= Abschied von St. Petersburg =

Abschied von St. Petersburg (Farewell to St. Petersburg), opus 210, is the name of a waltz composed by Johann Strauss II. The work was first performed at a benefit concert in Pavlovsk on September 5, 1858, as part of a tour of Russia that Strauss was conducting. In keeping with the vogue then current in Russia for the French language, the work was entitled as Mes adieux à St. Pétersbourg (My Farewell to St. Petersburg). Less than a week after his return to his home city of Vienna, Strauss conducted the first Viennese performance of the work at the Vienna Volksgarten.

A critic for the Wiener Allgemeine Theaterzeitung commented on Strauss' waltz: "The waltz Abschied von St. Petersburg distinguishes itself among the newly performed compositions by its alluring themes and interesting instrumentation; the composition has a predominantly serious Slavic character [...] Strauss was accorded extraordinary amounts of applause and had to repeat each new composition two or three times." However, despite the public and critical acclaim for the composition, Abschied von St. Petersburg did not remain long in the Strauss Orchestra's repertoire, and it is not very well known nowadays.

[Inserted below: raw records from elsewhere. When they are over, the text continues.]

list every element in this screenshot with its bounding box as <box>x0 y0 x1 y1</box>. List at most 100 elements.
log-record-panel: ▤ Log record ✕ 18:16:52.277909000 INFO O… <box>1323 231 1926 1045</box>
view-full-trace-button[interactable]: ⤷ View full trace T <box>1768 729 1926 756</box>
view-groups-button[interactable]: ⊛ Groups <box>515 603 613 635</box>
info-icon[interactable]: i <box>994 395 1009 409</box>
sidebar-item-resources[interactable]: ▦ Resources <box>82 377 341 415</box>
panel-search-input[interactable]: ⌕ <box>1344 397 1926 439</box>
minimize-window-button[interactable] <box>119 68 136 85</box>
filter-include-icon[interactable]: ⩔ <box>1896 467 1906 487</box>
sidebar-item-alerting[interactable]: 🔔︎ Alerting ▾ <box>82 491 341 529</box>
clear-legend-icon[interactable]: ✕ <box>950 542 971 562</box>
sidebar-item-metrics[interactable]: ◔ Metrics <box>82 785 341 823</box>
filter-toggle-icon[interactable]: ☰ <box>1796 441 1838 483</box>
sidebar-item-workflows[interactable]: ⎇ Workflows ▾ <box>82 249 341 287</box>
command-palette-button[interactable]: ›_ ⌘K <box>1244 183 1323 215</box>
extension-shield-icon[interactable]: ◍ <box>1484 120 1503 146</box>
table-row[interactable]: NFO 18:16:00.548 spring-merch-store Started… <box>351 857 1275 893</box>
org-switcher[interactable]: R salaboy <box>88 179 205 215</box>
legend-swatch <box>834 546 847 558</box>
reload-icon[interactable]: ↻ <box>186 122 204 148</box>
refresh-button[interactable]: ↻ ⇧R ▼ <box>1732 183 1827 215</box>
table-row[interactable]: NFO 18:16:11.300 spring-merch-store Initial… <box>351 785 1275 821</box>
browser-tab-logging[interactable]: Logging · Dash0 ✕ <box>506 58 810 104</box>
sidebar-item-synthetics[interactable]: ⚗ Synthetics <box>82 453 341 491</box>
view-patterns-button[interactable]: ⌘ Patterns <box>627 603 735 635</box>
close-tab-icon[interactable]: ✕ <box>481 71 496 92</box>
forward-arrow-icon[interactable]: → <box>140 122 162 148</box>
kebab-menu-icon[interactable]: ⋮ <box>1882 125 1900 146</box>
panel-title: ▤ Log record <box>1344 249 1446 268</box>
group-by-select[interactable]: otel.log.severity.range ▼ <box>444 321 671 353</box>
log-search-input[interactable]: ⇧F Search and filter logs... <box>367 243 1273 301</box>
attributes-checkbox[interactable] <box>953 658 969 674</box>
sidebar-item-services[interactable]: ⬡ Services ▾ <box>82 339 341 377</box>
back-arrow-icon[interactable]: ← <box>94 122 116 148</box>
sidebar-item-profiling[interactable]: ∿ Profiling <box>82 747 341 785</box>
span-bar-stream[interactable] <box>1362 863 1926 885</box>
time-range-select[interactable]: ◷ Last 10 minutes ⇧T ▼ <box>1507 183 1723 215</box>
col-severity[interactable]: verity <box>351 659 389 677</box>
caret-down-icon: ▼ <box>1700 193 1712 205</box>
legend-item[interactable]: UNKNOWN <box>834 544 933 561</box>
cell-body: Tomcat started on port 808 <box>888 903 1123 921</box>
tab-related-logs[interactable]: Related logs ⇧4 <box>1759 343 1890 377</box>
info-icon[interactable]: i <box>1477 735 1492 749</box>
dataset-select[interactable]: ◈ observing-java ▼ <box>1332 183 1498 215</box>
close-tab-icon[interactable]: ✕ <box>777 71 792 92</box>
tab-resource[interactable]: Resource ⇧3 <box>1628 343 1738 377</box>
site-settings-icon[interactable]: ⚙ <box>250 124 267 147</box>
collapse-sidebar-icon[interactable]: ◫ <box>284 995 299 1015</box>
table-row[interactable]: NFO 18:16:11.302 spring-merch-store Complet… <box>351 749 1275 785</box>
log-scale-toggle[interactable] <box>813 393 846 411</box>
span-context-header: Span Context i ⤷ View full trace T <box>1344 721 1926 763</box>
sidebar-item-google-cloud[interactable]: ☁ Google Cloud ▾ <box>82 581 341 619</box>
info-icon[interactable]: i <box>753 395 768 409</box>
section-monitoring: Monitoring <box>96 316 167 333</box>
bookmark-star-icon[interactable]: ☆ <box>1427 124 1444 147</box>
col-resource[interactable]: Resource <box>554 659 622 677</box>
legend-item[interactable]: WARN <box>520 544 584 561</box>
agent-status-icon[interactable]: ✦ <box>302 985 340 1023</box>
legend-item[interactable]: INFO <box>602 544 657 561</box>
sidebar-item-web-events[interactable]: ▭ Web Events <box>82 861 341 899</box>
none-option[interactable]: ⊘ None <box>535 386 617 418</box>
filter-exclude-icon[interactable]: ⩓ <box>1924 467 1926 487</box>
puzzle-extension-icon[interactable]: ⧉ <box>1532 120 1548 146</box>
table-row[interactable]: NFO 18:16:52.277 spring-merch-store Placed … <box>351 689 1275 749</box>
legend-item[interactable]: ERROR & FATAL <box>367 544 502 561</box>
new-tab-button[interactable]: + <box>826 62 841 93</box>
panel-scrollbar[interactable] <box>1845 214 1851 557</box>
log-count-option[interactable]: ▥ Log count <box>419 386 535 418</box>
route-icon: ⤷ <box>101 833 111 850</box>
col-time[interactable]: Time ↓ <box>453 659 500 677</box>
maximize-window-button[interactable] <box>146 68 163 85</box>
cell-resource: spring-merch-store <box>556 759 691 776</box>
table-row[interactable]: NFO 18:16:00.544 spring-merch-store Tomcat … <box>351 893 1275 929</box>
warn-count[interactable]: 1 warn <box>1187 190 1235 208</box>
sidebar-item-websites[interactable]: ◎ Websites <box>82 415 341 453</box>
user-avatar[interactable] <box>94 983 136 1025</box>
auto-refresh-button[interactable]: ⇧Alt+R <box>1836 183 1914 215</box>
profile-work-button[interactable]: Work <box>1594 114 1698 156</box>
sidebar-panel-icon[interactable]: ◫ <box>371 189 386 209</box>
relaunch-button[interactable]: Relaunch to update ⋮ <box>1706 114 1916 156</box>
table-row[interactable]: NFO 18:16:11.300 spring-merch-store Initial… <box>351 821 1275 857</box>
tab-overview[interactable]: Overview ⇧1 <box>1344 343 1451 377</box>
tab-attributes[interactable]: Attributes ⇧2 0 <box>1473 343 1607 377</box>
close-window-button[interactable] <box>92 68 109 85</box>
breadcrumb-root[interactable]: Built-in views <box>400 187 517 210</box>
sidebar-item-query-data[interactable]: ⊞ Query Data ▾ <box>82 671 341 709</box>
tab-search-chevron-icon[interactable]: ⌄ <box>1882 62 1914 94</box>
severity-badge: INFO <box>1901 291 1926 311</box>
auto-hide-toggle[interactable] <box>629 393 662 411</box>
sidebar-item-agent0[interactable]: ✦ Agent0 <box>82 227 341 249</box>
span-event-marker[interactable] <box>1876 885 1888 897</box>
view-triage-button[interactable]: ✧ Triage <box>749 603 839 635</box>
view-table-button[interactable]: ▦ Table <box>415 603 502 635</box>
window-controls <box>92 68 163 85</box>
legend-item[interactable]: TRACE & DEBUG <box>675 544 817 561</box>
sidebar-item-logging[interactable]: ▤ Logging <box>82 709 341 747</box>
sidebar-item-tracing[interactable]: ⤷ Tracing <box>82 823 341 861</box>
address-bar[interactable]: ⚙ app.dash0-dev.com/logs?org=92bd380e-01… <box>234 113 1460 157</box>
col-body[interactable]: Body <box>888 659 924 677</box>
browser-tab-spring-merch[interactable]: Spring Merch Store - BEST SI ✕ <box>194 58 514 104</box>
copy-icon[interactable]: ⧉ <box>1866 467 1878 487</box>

In keeping with the work's title, the waltz has a rather mournful quality about it: the composition begins with a passage for solo cello, which soon gives way to the melancholic opening waltz theme, a mood that is enhanced by the use of counter-melodies in the cello line. The composition does not end with a drumroll or flourish, as most of Strauss' other waltzes do, but instead fades away into the distance with a trumpet call, probably meant to symbolise the composer's carriage as it drives him away from Pavlovsk and St. Petersburg.